Fuggire spesso significa non voler fare i conti, e non coincide con una libertà autentica. Di seguito una rilettura del classico tormento del Dr Jekyll, raccontato dal limpido talento di Robert Louis Stevenson. Perché si può fuggire da tutto, ma non da se stessi.
Qualcuno dice che chi fugge non è libero, perché ancora mentre fugge e perché fugge e per tutto il tempo che segue la fuga, è determinato dalla cosa da cui è fuggito, e vive dunque sempre alla sua presenza e in relazione ad essa. È questo il tormento del miserabile Dr Jekyll, raccontato dal limpido talento di Robert Louis Stevenson.
Il Dr Jekyll immagina di poter fuggire la parte più abietta e depravata di sé, che riconosce però come la più vitale; vuole dissezionarla, togliersela di dosso, trapiantarla in un altro corpo che corrisponda a quel vigore demoniaco, a quello scatto della furbizia, alla spietatezza che corre agile e non si volta.
Mr Hyde non prova pentimento, conosce solo la gioia del proprio crimine. Eppure egli non è che l’inevitabile risvolto di Jekyll: uomo colto e ambizioso, teso alla perfezione del proprio compito di scienziato, capace di alleviare sofferenze e lavorare per il progresso, riconosciuto e onorato dalla società in cui pascola sereno perché conforme, sostenuto dalla compagnia degli amici e da una robusta ricchezza.
In questa condizione illuminata, infatti, Jekyll percepisce un’orrenda indifferenza, di cui diventa giudice impietoso: cova un sottile livore per la pigrizia e la crudeltà degli uomini, una noia del bene impartito dall’omelia domenicale, e una forte presunzione di poter varcare i limiti di una natura opprimente verso un’altra più liberatoria e veritiera. Non combatte pubblicamente per il diritto all’esistenza delle ombre, e le costringe, e si costringe, al buio e alla clandestinità. Non accogliendo in sé stesso quelli che considera gli aspetti più infimi e deplorevoli della propria umanità, li fugge e li deposita in un altro sé, destinato alla notte. Del mostro a cui li ha consegnati, invece, riesce ad avere pietà, a comprendere l’entusiasmo senza regola, l’energia senza controllo, l’amore molesto.

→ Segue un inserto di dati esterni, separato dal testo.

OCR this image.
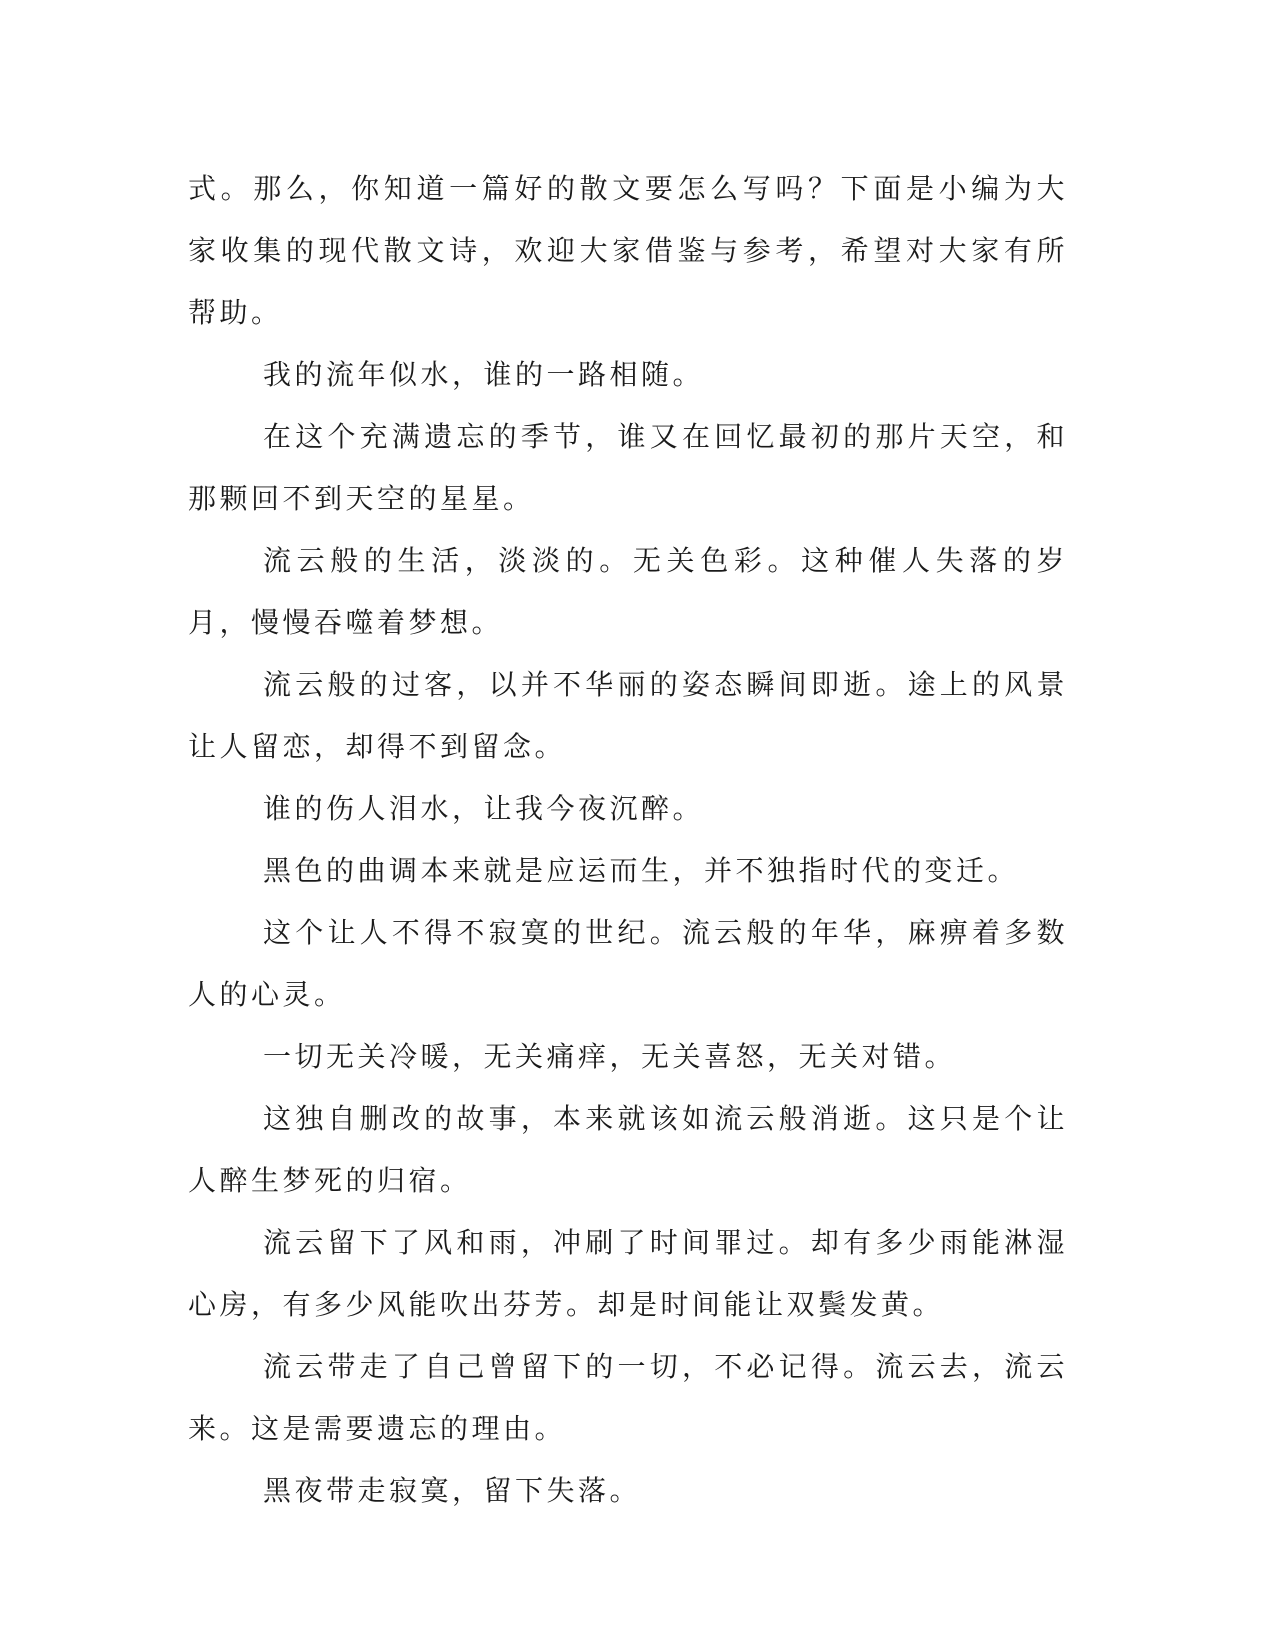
式。那么，你知道一篇好的散文要怎么写吗？下面是小编为大家收集的现代散文诗，欢迎大家借鉴与参考，希望对大家有所帮助。

我的流年似水，谁的一路相随。

在这个充满遗忘的季节，谁又在回忆最初的那片天空，和那颗回不到天空的星星。

流云般的生活，淡淡的。无关色彩。这种催人失落的岁月，慢慢吞噬着梦想。

流云般的过客，以并不华丽的姿态瞬间即逝。途上的风景让人留恋，却得不到留念。

谁的伤人泪水，让我今夜沉醉。

黑色的曲调本来就是应运而生，并不独指时代的变迁。

这个让人不得不寂寞的世纪。流云般的年华，麻痹着多数人的心灵。

一切无关冷暖，无关痛痒，无关喜怒，无关对错。

这独自删改的故事，本来就该如流云般消逝。这只是个让人醉生梦死的归宿。

流云留下了风和雨，冲刷了时间罪过。却有多少雨能淋湿心房，有多少风能吹出芬芳。却是时间能让双鬓发黄。

流云带走了自己曾留下的一切，不必记得。流云去，流云来。这是需要遗忘的理由。

黑夜带走寂寞，留下失落。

Dice Stevenson che Jekyll ha per Hyde l’interesse di un padre, combattuto tra fierezza e distacco. Ma questo padre non sa educare il figlio disgraziato che ha concepito come latrina del male, non lo guida nel mondo, non ne modella la voce e l’aspetto - nemmeno gli abiti che indossa Hyde sono della taglia giusta, gli vanno larghi.
Quello che fa è abbandonarlo a un istinto selvaggio, al disgusto degli uomini, al terrore assoluto. In questa posizione di apparente controllo, Jekyll condanna la propria identità a una scissione che diventa bestiale, il proprio bisogno di libertà a una forma di isolamento.
E Mr Hyde, anche da solo, anche negletto, continua a crescere, a farsi spazio nel corpo di chi lo ha generato.
Ciò da cui Jekyll era fuggito ritorna e lo invade, e arriva il mattino in cui si sveglia con le mani dell’assassino invece delle sue. Persino allora, quando si risolve al suicidio, consegnando al futuro i dettagli di una storia tanto comune quanto infelice, confessa: ‘This is my true hour of death, and what is to follow concerns another than myself’.
Senza essersi potuto riconciliare con l’altro dentro di sé. Scegliendo ancora una volta la fuga, l’ultima possibile, fino a prova contraria.